8. The Sample Size for the Training Set

The document does not mention a "training set" in the context of the study. This is typical for traditional in vitro diagnostic devices like ELISA assays, which do not typically involve machine learning or AI models with distinct training and test sets in the same way. The performance studies presented here are primarily for validation.

9. How the Ground Truth for the Training Set Was Established

Not applicable, as a distinct training set (in the machine learning sense) and its ground truth establishment are not described for this device type.

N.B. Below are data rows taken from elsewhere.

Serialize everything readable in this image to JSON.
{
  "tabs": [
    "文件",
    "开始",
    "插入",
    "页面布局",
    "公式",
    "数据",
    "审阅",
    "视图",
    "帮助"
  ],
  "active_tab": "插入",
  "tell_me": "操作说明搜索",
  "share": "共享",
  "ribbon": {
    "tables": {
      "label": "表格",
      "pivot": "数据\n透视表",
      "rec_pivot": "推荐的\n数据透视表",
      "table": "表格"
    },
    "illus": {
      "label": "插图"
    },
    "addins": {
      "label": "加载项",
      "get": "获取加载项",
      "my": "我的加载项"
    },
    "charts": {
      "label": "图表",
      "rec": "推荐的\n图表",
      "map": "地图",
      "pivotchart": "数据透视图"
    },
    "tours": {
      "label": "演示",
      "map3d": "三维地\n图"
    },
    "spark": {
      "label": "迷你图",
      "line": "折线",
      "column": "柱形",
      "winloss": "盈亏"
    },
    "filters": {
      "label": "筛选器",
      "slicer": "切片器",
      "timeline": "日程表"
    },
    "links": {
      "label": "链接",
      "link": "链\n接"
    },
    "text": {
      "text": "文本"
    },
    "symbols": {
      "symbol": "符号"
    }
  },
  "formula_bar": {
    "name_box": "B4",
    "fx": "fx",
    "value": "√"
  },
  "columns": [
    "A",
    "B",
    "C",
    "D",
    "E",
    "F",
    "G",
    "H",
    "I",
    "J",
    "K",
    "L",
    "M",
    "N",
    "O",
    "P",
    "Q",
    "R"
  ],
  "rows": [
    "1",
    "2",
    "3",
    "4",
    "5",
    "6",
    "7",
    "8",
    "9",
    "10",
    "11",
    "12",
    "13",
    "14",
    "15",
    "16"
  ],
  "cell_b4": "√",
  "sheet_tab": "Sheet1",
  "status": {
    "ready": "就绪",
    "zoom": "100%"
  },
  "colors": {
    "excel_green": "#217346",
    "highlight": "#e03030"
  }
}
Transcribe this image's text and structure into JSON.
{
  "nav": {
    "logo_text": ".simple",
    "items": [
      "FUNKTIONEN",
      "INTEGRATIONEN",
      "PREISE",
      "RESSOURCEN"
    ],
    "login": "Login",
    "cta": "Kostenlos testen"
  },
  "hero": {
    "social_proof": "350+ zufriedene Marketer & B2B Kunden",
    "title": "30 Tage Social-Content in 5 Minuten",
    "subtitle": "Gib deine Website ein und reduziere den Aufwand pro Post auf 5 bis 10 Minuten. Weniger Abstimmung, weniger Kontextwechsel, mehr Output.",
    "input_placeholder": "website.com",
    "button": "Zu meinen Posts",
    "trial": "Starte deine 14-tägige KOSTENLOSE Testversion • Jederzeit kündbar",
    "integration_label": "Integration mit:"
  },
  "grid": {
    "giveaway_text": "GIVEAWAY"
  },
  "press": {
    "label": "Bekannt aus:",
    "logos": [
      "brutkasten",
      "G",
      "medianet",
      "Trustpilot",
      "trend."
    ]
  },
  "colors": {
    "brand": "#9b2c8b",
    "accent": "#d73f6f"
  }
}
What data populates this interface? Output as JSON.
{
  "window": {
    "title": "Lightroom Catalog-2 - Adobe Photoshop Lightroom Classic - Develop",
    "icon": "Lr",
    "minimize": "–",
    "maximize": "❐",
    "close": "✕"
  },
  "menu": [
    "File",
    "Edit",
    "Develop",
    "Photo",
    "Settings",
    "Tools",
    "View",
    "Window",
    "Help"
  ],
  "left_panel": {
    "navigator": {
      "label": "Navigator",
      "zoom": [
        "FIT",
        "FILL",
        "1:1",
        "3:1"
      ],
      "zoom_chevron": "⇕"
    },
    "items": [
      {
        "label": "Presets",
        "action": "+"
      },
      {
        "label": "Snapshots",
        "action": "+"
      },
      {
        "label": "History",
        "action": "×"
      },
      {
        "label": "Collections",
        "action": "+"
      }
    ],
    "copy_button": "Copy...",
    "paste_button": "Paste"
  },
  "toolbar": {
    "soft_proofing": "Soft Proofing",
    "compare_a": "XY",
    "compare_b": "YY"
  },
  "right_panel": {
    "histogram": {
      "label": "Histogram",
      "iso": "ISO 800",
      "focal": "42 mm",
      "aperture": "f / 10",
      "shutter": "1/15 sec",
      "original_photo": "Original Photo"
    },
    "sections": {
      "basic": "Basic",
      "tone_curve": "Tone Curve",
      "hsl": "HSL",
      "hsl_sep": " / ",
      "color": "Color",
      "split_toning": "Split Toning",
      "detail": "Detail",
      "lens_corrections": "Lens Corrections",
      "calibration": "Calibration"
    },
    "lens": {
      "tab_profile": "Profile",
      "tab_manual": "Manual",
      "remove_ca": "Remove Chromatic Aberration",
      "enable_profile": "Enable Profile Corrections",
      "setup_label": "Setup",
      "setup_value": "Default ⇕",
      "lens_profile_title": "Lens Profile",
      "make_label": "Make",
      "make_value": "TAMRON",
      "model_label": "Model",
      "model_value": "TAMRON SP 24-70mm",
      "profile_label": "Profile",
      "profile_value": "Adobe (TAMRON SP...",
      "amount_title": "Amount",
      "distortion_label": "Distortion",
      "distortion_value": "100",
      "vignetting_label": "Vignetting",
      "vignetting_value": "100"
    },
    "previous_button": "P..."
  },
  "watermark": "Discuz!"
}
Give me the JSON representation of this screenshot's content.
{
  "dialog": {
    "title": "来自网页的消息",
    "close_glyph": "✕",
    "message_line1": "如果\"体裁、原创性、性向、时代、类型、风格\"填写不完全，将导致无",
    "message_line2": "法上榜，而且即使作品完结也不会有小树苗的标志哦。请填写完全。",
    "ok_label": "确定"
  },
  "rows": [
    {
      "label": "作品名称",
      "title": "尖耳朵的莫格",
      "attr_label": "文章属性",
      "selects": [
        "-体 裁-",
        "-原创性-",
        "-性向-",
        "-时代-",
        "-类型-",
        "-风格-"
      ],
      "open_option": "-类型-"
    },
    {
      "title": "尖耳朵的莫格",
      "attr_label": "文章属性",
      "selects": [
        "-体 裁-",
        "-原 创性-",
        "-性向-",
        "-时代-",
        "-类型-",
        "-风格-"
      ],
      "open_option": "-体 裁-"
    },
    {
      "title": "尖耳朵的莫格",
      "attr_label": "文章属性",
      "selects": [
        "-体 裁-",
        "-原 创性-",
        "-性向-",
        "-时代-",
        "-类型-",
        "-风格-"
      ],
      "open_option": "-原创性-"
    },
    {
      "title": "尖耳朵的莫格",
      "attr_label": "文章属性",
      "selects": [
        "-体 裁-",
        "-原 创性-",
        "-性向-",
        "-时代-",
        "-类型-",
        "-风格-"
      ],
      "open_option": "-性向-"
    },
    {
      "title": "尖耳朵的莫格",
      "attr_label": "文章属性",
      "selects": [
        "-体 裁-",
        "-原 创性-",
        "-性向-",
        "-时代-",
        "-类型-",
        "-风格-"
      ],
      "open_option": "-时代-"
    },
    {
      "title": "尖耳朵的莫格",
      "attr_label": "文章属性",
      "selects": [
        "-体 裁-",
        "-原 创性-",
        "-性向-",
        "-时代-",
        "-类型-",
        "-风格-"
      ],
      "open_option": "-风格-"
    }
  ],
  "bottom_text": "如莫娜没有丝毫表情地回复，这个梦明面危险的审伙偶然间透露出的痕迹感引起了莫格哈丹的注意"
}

§ 866.3235 Epstein-Barr virus serological reagents.

(a)
Identification. Epstein-Barr virus serological reagents are devices that consist of antigens and antisera used in serological tests to identify antibodies to Epstein-Barr virus in serum. The identification aids in the diagnosis of Epstein-Barr virus infections and provides epidemiological information on diseases caused by these viruses. Epstein-Barr viruses are thought to cause infectious mononucleosis and have been associated with Burkitt's lymphoma (a tumor of the jaw in African children and young adults) and postnasal carcinoma (cancer).(b)
Classification. Class I (general controls).